Le lendemain matin, à cinq heures, le Dr Lancette était déjà installé dans son cabinet de travail lorsque son neveu y entra.
— Bonjour, Adrien, dit le savant, as-tu bien dormi, après nos émotions d’hier ?
— Oh ! non, mon oncle, et cela contrairement à mon habitude. J’ai rêvassé péniblement et me suis réveillé peut-être vingt fois dans la nuit. La mécanique d’hier est, d’ailleurs, cause de mon insomnie : avec son gros boulon et ses ailettes, elle a tournoyé follement dans ma tête pendant des heures…
Mais, mon oncle, nous retournons là-bas, ce matin, n’est-ce-pas ?…
— De suite, neveu, de suite ! Tu n’entends donc pas que l’on attelle Bridaine ?…
Une des fenêtres de la bibliothèque était ouverte. Adrien y alla et se pencha vers la cour. Il vit le domestique fort occupé autour du cheval qui, déjà dans les brancards du cabriolet, frappait d’impatience avec son sabot sur le pavé sonore. Polyte, le terre-neuve, regardait Célestin atteler son ami, tandis que Rodillard, assis sur sa queue, à la porte de l’écurie, passait et repassait soigneusement une de ses pattes de devant sur ses oreilles pointues.
Puis, le jeune homme leva les yeux. Là-haut, dans le ciel déjà clair à cette heure matinale, de rapides, gros et menaçants nuages passaient, chassés par le vent d’ouest ; mais les nuées se déchiraient toutefois de-ci de-là, et, entre les longs haillons qu’elles laissaient traîner dans l’atmosphère, on pouvait apercevoir le profond ciel bleu ; cela laissait espérer, en somme, une journée pas trop maussade.
À ce moment, Adrien dut regarder de nouveau dans la cour, car la voix de Célestin attira son attention : le domestique annonçait que l’on pouvait partir.
Agénor et son neveu, prêts tous deux, sortirent de la bibliothèque ; mais, dans le corridor de l’appartement, ils eurent la surprise de voir Cécile, toute prête, elle aussi, charmante et rieuse en sa gracieuse toilette de touriste.
— Tiens ! exclama le savant, tu viens donc avec nous, ma chère enfant ?…
— Évidemment, père.
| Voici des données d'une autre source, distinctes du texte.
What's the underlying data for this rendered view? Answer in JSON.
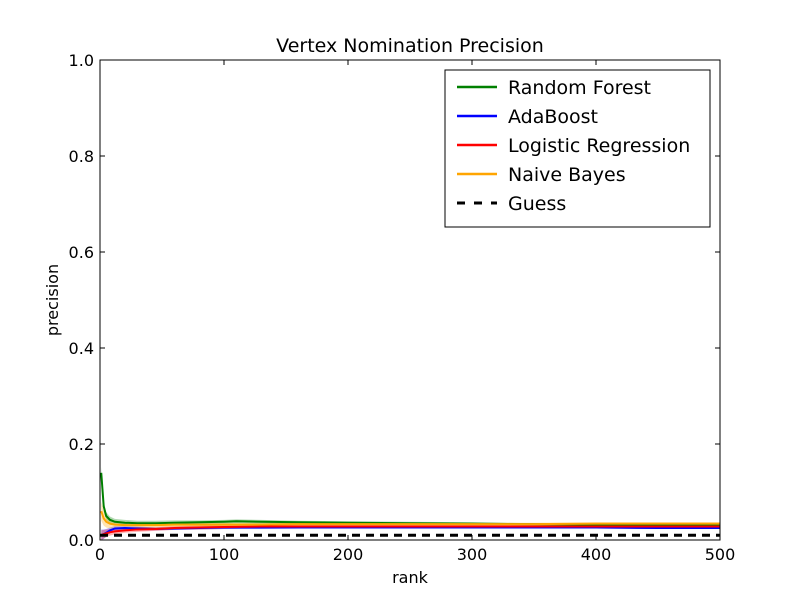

Votre conversation d’hier soir, au dîner, concernant la trouvaille des « Iris », m’a trottiné cette nuit dans la tête. Sachant que vous retourniez tous deux là-bas ce matin, j’ai voulu vous faire la surprise d’être des vôtres, car je suis aussi curieuse que vous,
sachez-le bien ; et, voilà, je vais là-bas, moi aussi.
Le docteur fit un grand geste de contentement et s’écria :
— Partons, partons donc tous ; et je crois, mes enfants, que la journée sera intéressante pour nous trois.
Ils descendirent dans la cour et prirent place dans le cabriolet. Une minute après, ils étaient en ville, et, dans le silence matinal, roulaient vers les « Iris ».
Polyte, lui, avait profité de la porte ouverte et d’un court moment d’inattention de Célestin ; malgré la défense habituelle, il avait filé, se moquant supérieurement des cris et des appels réitérés du domestique. Rapidement sa course l’avait amené près du cabriolet, et, tout soufflant, il courait à présent par derrière.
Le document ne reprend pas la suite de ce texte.